Kerby Joseph ran onto Ford Field last week doing handsprings and backflips during pregame introductions. He ran off the field Sunday with something far more impressive: two interceptions of Aaron Rodgers in the Lions' 15-9 win over the Packers.
"That’s Kerby," said Lions linebacker Derrick Barnes. "He does that in practice. He is a phenomenal player. I’m excited to see where his career takes him."
The better question might be this: where will Joseph take his career? He's already emerged as a starting safety after the Lions lost Tracy Walker for the season back in Week 3. And he's looking like more and more of a playmaker each game. The rookie forced a fumble in Week 7, then another in Week 8.
And in Week 9, Joseph became the fourth player ever to pick off Rodgers twice in the same game.
"Oh damn, for real?" said fellow safety DeShon Elliott. "That’s crazy. That’s a blessing, Kerb."
Elliott glanced toward Joseph's locker, but the rookie wasn't in sight. Minutes earlier, he'd been signing autographs on the field. Joseph moves quickly and quietly, like when he swooped in and snared a potential touchdown pass from Rodgers to Robert Tonyan early in the third quarter. The window was open, and then it was closed. Even the four-time MVP was impressed: "Kid made a nice one down the middle," Rodgers said.
Joseph, 21, was supposed to be a project for the Lions, and he's still a work in progress. He wasn't a full-time starting safety at Illinois until his fourth and final season. But what a season it was: Joseph picked off five passes, tied for second most in the country, and was the highest-graded defensive back in the nation according to Pro Football Focus. Still, scouts weren't entirely sold.
NFL.com draft analyst Lance Zierlein said the 6'1 Joseph was a player with "average size and speed" who "lacks prototypical instincts as a single-high safety ... needs to play with better anticipation" and is "missing the demeanor and tackle strength for the box." He praised Joseph, mildly, for his "good athleticism" and for being "fluid in space." Brad Holmes and the Lions must have had a different view. They drafted Joseph in the third round.

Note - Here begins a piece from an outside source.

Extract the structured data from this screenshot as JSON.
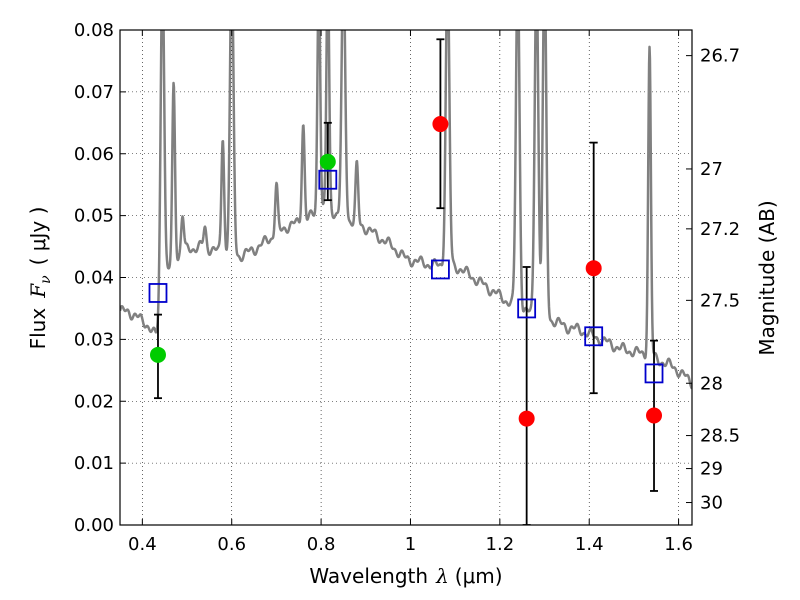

No one's had a better view of Joseph over the last several weeks than Elliott. The two are playing side by side in Detroit's secondary, which is desperate for more ballhawks. The Lions entered Sunday with two interceptions through seven games, second fewest in the NFL. They were allowing an NFL-worst passer rating of 108.8, which led to the dismissal of defensive backs coach Aubrey Pleasant after last week's loss to the Dolphins.
Rodgers entered Sunday with a career passer rating against the Lions of 108.5. Then Joseph intervened, which left Elliott smiling and saying this:
"Kerb a big-ass kid, but he a big-ass athletic freak kid. I think Kerb is going to be playing in this league for a very long time, bro. Man, so proud of that boy, so happy for him."
This game was coming for Joseph, who'd played nearly every defensive snap for Detroit the previous four weeks. Ask Dan Campbell, who said Sunday that Joseph was inching closer and closer toward his first interception and "now, he's starting to feel it." Ask Jeff Okudah, who said that as Joseph has started "to figure out the defense more and more, he's putting himself in favorable positions to make plays." We'd ask Jospeh himself, but he was in concussion protocol after the game following a collision with Elliott in the fourth quarter and therefore not allowed to speak with the media.
So let's ask Elliott again. When did he first notice Joseph's ball skills?
"When I met him and his hands were bigger than mine, and I got huge hands," Elliott said. "So for somebody that has bigger hands than me, you gotta be able to get that ball."
The first one he got Sunday was mostly a gift, a deflected pass off the helmet of Barnes that Joseph leapt up and grabbed in the end zone. Make the plays that come your way, right? The second one was earned, a blur of instincts and athleticism. And between the interceptions, Joseph wiped out another would-be touchdown with a lunging, last-second break-up on a deep ball from Rodgers to Samori Toure. He also tackled hard from start to finish.
"He’s smart and he wants to be great," said Elliott. "He wants to learn. He’s OK with confrontation, he’s OK with hard feedback, he’s OK with that. And also, I feel like he just loves the game, bro. No matter what happens, he gets right back up and takes punches like it ain’t nothing, bro. He keeps rolling."
It was quite the day for a defense that needed it. The Lions got big plays from first- and second-year players at every turn. Aidan Hutchinson picked off Rodgers himself for the first interception of his life. Barnes had a game-high 12 tackles, including a goal-line stop of running back AJ Dillon, in what he said was his best game as a pro. And Joseph just kept on rolling, a rookie who's "believing in himself and playing free," said Elliott, a project who's coming together more quickly than even the Lions could have imagined.
"I really love playing with Kerby Joseph," said Elliott. "I love him being my safety back there with me."